Brodie Coghlan
- Born: 21 December 2000 (age 25) Newport, Wales
- Height: 185 cm (6 ft 1 in)
- Weight: 112 kg (17 st 9 lb)
- School: Newport High School

Rugby union career
- Position: Hooker
- Current team: Dragons

Senior career
- Years: Team / Apps / (Points)
- 2019–2024: Newport / 7 / (10)
- 2021–2022: → RGC 1404 (loan)
- 2022–: Dragons / 45 / (20)

International career
- Years: Team / Apps / (Points)
- 2019: Wales U19
- 2025–: Wales / 2

= Brodie Coghlan =

Wales international rugby union player (born 2000)

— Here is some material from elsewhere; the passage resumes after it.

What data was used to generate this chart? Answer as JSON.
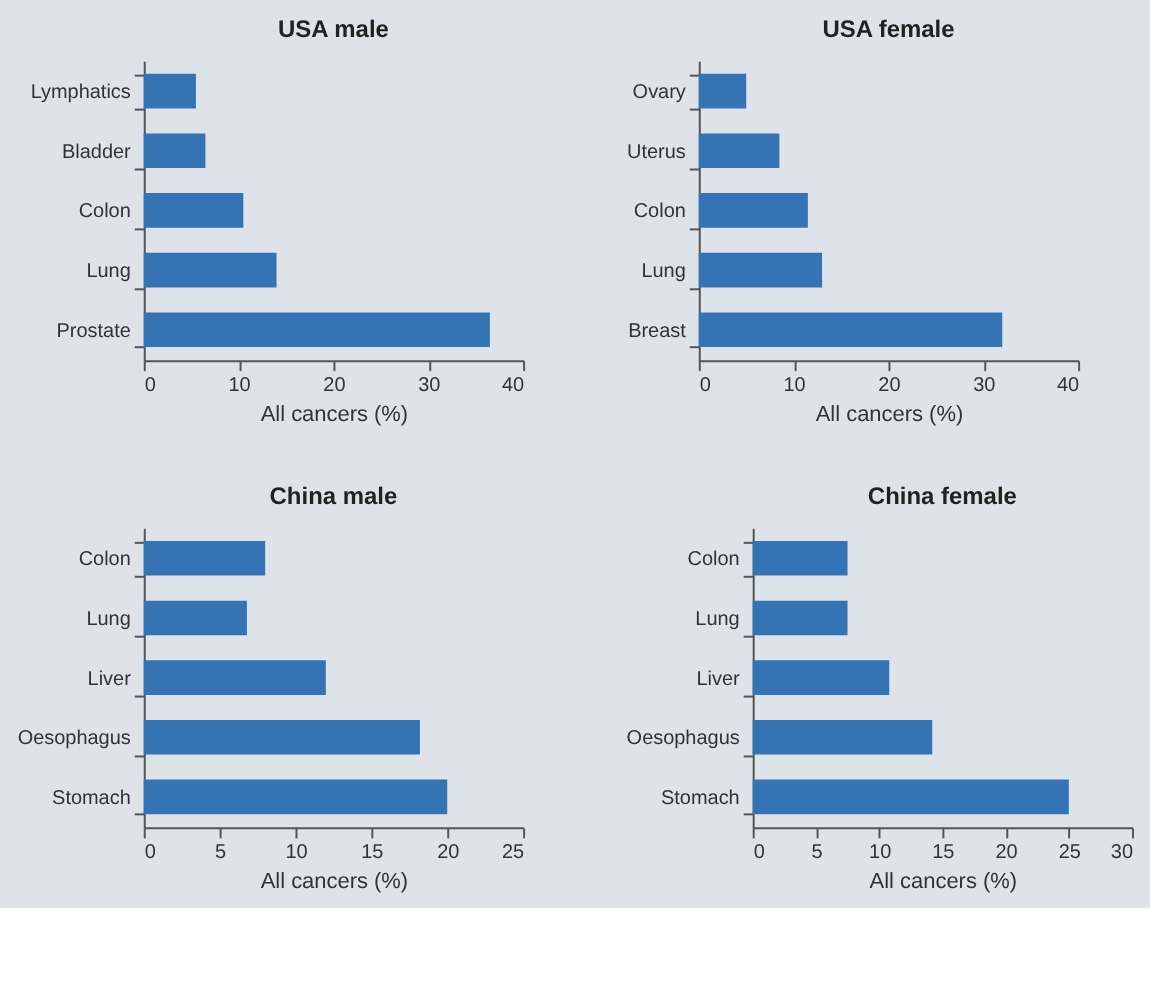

Brodie Coghlan (born 21 December 2000) is a Welsh professional rugby union player who plays as a hooker for Dragons RFC.

==Early life==
Coglan is from Newport, Wales. He played for Newport RFC in the Welsh Premier Division, and for RGC 1404 on loan. Coghlan was named as man of the match on his first start for Newport, in a win against Llandovery RFC.

== Club career ==

=== Dragons ===
Coghlan made his Dragons debut against the Lions in a 31-31 European Challenge Cup draw in Johannesburg in December 2022.

He made his first start for Dragons in the United Rugby Championship against Glasgow Warriors in January 2023. Coghlan signed an academy contract with the Dragons in April 2023.

He continued to play for Dragons in the United Rugby Championship during the 2023–24 season. He received plaudits for his play after starting the 2024–25 season as Dragons first choice hooker.

==International career==

=== Wales U19 and U20 ===
In 2019, he played for Wales U19.

Coghlan was selected for Wales U20 for the 2020 Six Nations Under 20s Championship, but did not feature for the side.

=== Wales ===
In October 2025, he was named in the senior Wales squad for the 2025 end-of-year rugby union internationals.

He made his debut on 22 November 2025, off the bench against New Zealand. Coghlan came off the bench against South Africa.